Linux Kernel Now Officially Allows AI-Generated Code — With Strict Developer Accountability Rules

The Linux kernel project has officially adopted a policy permitting AI-generated code contributions, adding a new document — Documentation/process/coding-assistants.rst — to its guidelines. The policy, authored by Dave Hansen, Intel's x86 architecture maintainer, establishes that AI-written code is permitted under the same standards as human-written code, with one non-negotiable condition: the developer who submits the code bears full responsibility for it, regardless of how it was generated.
What the Policy Actually Says
The key rules of the Linux kernel's AI code policy are clear but strict. Developers are not required to disclose whether they used AI tools — competence and correctness matter more than transparency about process. However, AI agents and tools are explicitly barred from using Signed-off-by tags, which are reserved for human reviewers who have personally verified the code. "AI made it that way" is not a valid justification during code review; contributors must understand and defend every design choice they submit.
The policy also specifies where AI tools are most and least appropriate. AI is acknowledged as useful for generating test cases, writing documentation, and producing initial drafts of straightforward code. It is explicitly flagged as poorly suited to kernel-specific challenges: strict memory models, real-time requirements, backward compatibility, hardware interaction, and concurrency — the core of what makes kernel development difficult.
Linus Torvalds' View
Linux creator Linus Torvalds opposed adding documentation that would ban AI tools outright, arguing that bad actors would ignore such rules anyway.
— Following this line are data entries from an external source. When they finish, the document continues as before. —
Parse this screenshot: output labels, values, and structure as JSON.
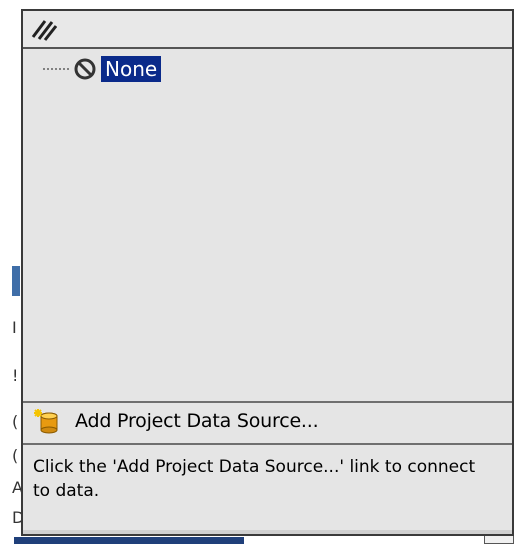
{
  "popup": {
    "tree": {
      "items": [
        {
          "label": "None",
          "icon": "none-circle-slash-icon",
          "selected": true
        }
      ]
    },
    "add_link": {
      "label": "Add Project Data Source...",
      "icon": "database-add-icon"
    },
    "help_text": "Click the 'Add Project Data Source...' link to connect to data."
  },
  "colors": {
    "selection_bg": "#0a2a8a",
    "panel_bg": "#e5e5e5",
    "border": "#3a3a3a"
  }
}
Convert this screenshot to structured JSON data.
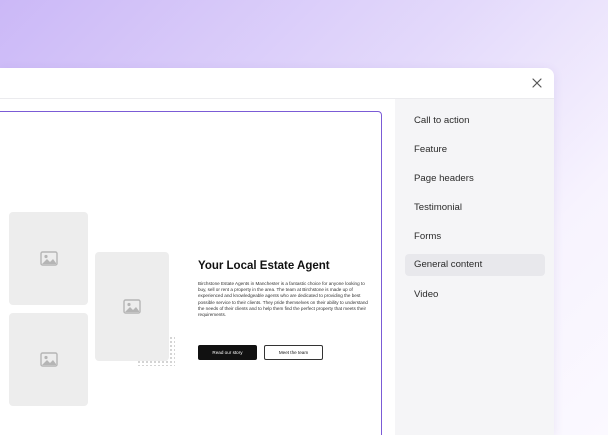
{
  "preview": {
    "heading": "Your Local Estate Agent",
    "body": "Birchstone Estate Agents in Manchester is a fantastic choice for anyone looking to buy, sell or rent a property in the area. The team at Birchstone is made up of experienced and knowledgeable agents who are dedicated to providing the best possible service to their clients. They pride themselves on their ability to understand the needs of their clients and to help them find the perfect property that meets their requirements.",
    "primary_button": "Read our story",
    "secondary_button": "Meet the team"
  },
  "sidebar": {
    "items": [
      {
        "label": "Call to action"
      },
      {
        "label": "Feature"
      },
      {
        "label": "Page headers"
      },
      {
        "label": "Testimonial"
      },
      {
        "label": "Forms"
      },
      {
        "label": "General content",
        "active": true
      },
      {
        "label": "Video"
      }
    ]
  },
  "colors": {
    "accent": "#7b5bd6",
    "placeholder": "#ededed",
    "primary_button": "#111111"
  },
  "icons": {
    "close": "close-icon",
    "placeholder": "image-placeholder-icon"
  }
}
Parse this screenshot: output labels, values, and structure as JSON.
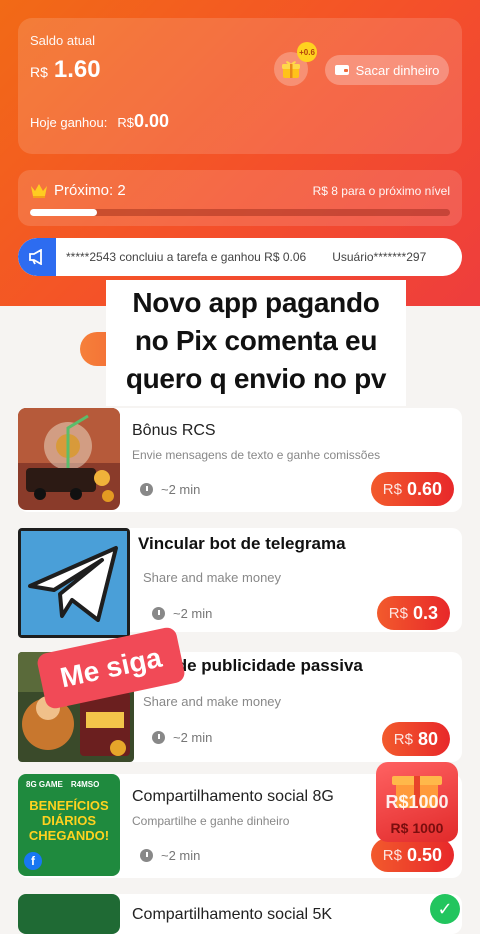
{
  "balance": {
    "label": "Saldo atual",
    "currency": "R$",
    "amount": "1.60",
    "today_label": "Hoje ganhou:",
    "today_currency": "R$",
    "today_amount": "0.00",
    "gift_badge": "+0.6",
    "withdraw_label": "Sacar dinheiro"
  },
  "level": {
    "title": "Próximo: 2",
    "next_text": "R$ 8 para o próximo nível",
    "progress": 0.16
  },
  "ticker": {
    "message_1": "*****2543 concluiu a tarefa e ganhou R$ 0.06",
    "message_2": "Usuário*******297"
  },
  "overlay": {
    "text": "Novo app pagando no Pix comenta eu quero q envio no pv",
    "sticker": "Me siga"
  },
  "tasks": [
    {
      "title": "Bônus RCS",
      "desc": "Envie mensagens de texto e ganhe comissões",
      "time": "~2 min",
      "currency": "R$",
      "reward": "0.60"
    },
    {
      "title": "Vincular bot de telegrama",
      "desc": "Share and make money",
      "time": "~2 min",
      "currency": "R$",
      "reward": "0.3"
    },
    {
      "title": "...ita de publicidade passiva",
      "desc": "Share and make money",
      "time": "~2 min",
      "currency": "R$",
      "reward": "80"
    },
    {
      "title": "Compartilhamento social 8G",
      "desc": "Compartilhe e ganhe dinheiro",
      "time": "~2 min",
      "currency": "R$",
      "reward": "0.50"
    },
    {
      "title": "Compartilhamento social 5K"
    }
  ],
  "thumb_texts": {
    "benef_line1": "BENEFÍCIOS",
    "benef_line2": "DIÁRIOS",
    "benef_line3": "CHEGANDO!",
    "brand_8g": "8G GAME",
    "brand_r4": "R4MSO"
  },
  "floating_gift": {
    "amount": "R$1000",
    "amount2": "R$ 1000"
  },
  "colors": {
    "header_start": "#f26a16",
    "header_end": "#ee3d3d",
    "accent": "#e8282a",
    "telegram": "#4a9fd8"
  }
}
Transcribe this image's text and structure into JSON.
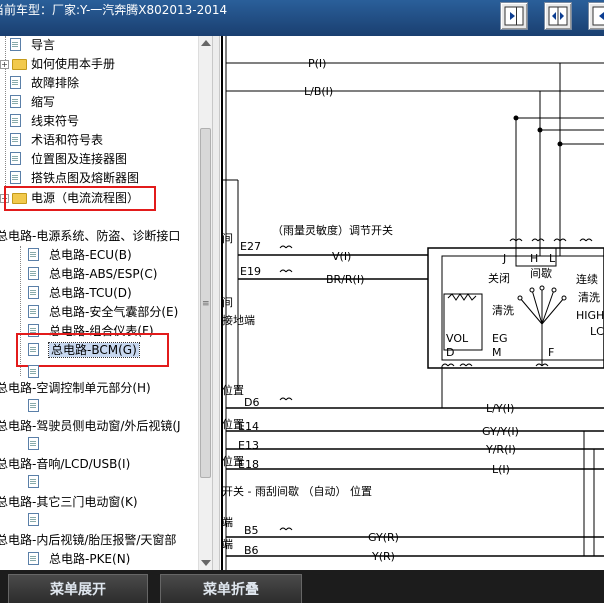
{
  "window": {
    "title": "当前车型：厂家:Y-一汽奔腾X802013-2014"
  },
  "toolbar": {
    "icons": [
      "pane-right-icon",
      "split-view-icon",
      "pane-left-icon"
    ]
  },
  "tree": {
    "items": [
      {
        "label": "导言",
        "kind": "page"
      },
      {
        "label": "如何使用本手册",
        "kind": "folder"
      },
      {
        "label": "故障排除",
        "kind": "page"
      },
      {
        "label": "缩写",
        "kind": "page"
      },
      {
        "label": "线束符号",
        "kind": "page"
      },
      {
        "label": "术语和符号表",
        "kind": "page"
      },
      {
        "label": "位置图及连接器图",
        "kind": "page"
      },
      {
        "label": "搭铁点图及熔断器图",
        "kind": "page"
      },
      {
        "label": "电源（电流流程图）",
        "kind": "folder"
      },
      {
        "label": "总电路-电源系统、防盗、诊断接口",
        "kind": "page"
      },
      {
        "label": "总电路-ECU(B)",
        "kind": "page"
      },
      {
        "label": "总电路-ABS/ESP(C)",
        "kind": "page"
      },
      {
        "label": "总电路-TCU(D)",
        "kind": "page"
      },
      {
        "label": "总电路-安全气囊部分(E)",
        "kind": "page"
      },
      {
        "label": "总电路-组合仪表(F)",
        "kind": "page"
      },
      {
        "label": "总电路-BCM(G)",
        "kind": "page"
      },
      {
        "label": "总电路-空调控制单元部分(H)",
        "kind": "page"
      },
      {
        "label": "总电路-驾驶员侧电动窗/外后视镜(J",
        "kind": "page"
      },
      {
        "label": "总电路-音响/LCD/USB(I)",
        "kind": "page"
      },
      {
        "label": "总电路-其它三门电动窗(K)",
        "kind": "page"
      },
      {
        "label": "总电路-内后视镜/胎压报警/天窗部",
        "kind": "page"
      },
      {
        "label": "总电路-PKE(N)",
        "kind": "page"
      }
    ],
    "selected": "总电路-BCM(G)"
  },
  "diagram": {
    "wire_labels": [
      "P(I)",
      "L/B(I)",
      "V(I)",
      "BR/R(I)",
      "L/Y(I)",
      "GY/Y(I)",
      "Y/R(I)",
      "L(I)",
      "GY(R)",
      "Y(R)"
    ],
    "pins": [
      "E27",
      "E19",
      "D6",
      "E14",
      "E13",
      "E18",
      "B5",
      "B6"
    ],
    "text_snippets": [
      "间",
      "间",
      "接地端",
      "位置",
      "位置",
      "位置",
      "开关 - 雨刮间歇 （自动） 位置",
      "端",
      "端"
    ],
    "switch_title": "（雨量灵敏度）调节开关",
    "switch_terminals": [
      "J",
      "H",
      "L",
      "VOL",
      "D",
      "EG",
      "M",
      "F"
    ],
    "switch_labels": [
      "关闭",
      "间歇",
      "连续",
      "清洗",
      "清洗",
      "HIGH",
      "LC"
    ]
  },
  "bottom": {
    "expand_label": "菜单展开",
    "collapse_label": "菜单折叠"
  }
}
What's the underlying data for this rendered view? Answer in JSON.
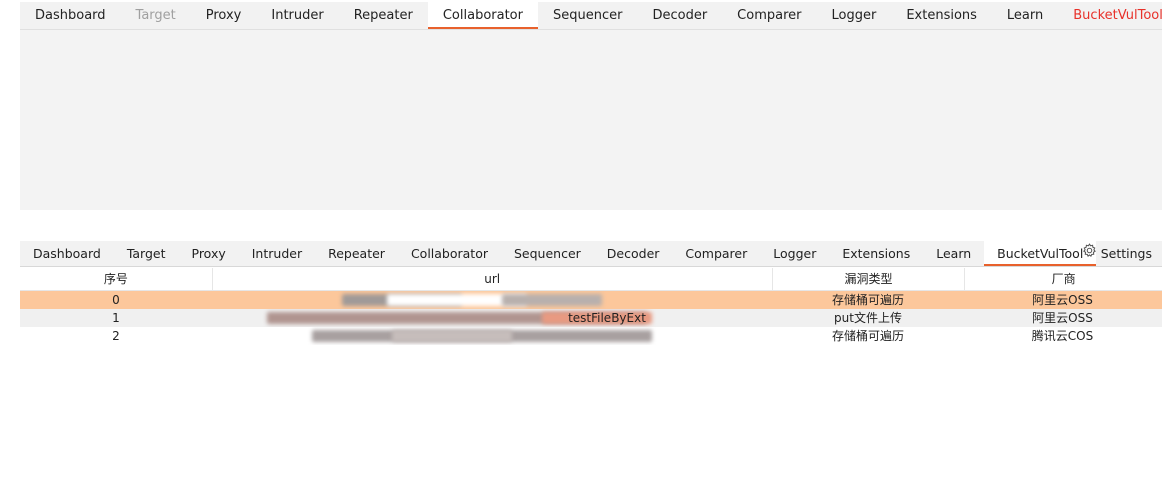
{
  "top_tabs": [
    {
      "label": "Dashboard",
      "state": "normal"
    },
    {
      "label": "Target",
      "state": "muted"
    },
    {
      "label": "Proxy",
      "state": "normal"
    },
    {
      "label": "Intruder",
      "state": "normal"
    },
    {
      "label": "Repeater",
      "state": "normal"
    },
    {
      "label": "Collaborator",
      "state": "active"
    },
    {
      "label": "Sequencer",
      "state": "normal"
    },
    {
      "label": "Decoder",
      "state": "normal"
    },
    {
      "label": "Comparer",
      "state": "normal"
    },
    {
      "label": "Logger",
      "state": "normal"
    },
    {
      "label": "Extensions",
      "state": "normal"
    },
    {
      "label": "Learn",
      "state": "normal"
    },
    {
      "label": "BucketVulTool",
      "state": "extension"
    }
  ],
  "bottom_tabs": [
    {
      "label": "Dashboard"
    },
    {
      "label": "Target"
    },
    {
      "label": "Proxy"
    },
    {
      "label": "Intruder"
    },
    {
      "label": "Repeater"
    },
    {
      "label": "Collaborator"
    },
    {
      "label": "Sequencer"
    },
    {
      "label": "Decoder"
    },
    {
      "label": "Comparer"
    },
    {
      "label": "Logger"
    },
    {
      "label": "Extensions"
    },
    {
      "label": "Learn"
    },
    {
      "label": "BucketVulTool",
      "active": true
    }
  ],
  "settings": {
    "label": "Settings",
    "icon": "gear-icon"
  },
  "table": {
    "columns": [
      "序号",
      "url",
      "漏洞类型",
      "厂商"
    ],
    "rows": [
      {
        "index": "0",
        "url": "",
        "vuln": "存储桶可遍历",
        "vendor": "阿里云OSS",
        "selected": true
      },
      {
        "index": "1",
        "url": "testFileByExt",
        "vuln": "put文件上传",
        "vendor": "阿里云OSS"
      },
      {
        "index": "2",
        "url": "",
        "vuln": "存储桶可遍历",
        "vendor": "腾讯云COS"
      }
    ]
  },
  "colors": {
    "accent": "#e8612c",
    "extension_tab": "#e8312a",
    "selected_row": "#fcc79b"
  }
}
His assessment of AI coding tools is measured: "clearly getting better" but comparable to autocomplete — useful for boilerplate, risky for systems-level code where mistakes can compromise security or stability across millions of devices. Torvalds himself used Google's Antigravity AI tool in his personal GitHub project AudioNoise in January 2026, signaling pragmatic acceptance rather than ideological opposition. This mirrors the broader trend of AI tools becoming standard developer workflow components, similar to how Anthropic has been exploring AI's role in sensitive domains.
Frequently Asked Questions
Does the Linux kernel require developers to disclose AI tool use?
No. The new policy explicitly does not require disclosure of AI tool use. Developers are judged on the quality and correctness of the code they submit, not on the process used to write it. The accountability standard is the same whether code is human-written or AI-assisted.
Can AI tools sign off on Linux kernel code?
No. The Signed-off-by tag is reserved for human reviewers who have personally verified code. AI agents and tools are explicitly prohibited from using this tag under the new policy.
What kinds of kernel tasks is AI most appropriate for?
The Linux kernel guidelines identify AI as most helpful for generating test cases, writing documentation, and drafting straightforward code. AI is least appropriate for complex systems-level work — memory management, concurrency, real-time constraints, and hardware interaction — that defines the most critical parts of kernel development.
The Bottom Line
The Linux kernel adopting an AI code policy is a milestone, not because it opens floodgates but because it closes ambiguity. The policy's core message is simple: use whatever tools help you write good code, but own every line you submit. That is a workable framework for one of the world's most consequential open-source projects — and a reasonable template for how other major codebases might approach the same question as AI coding tools become standard parts of developer workflows.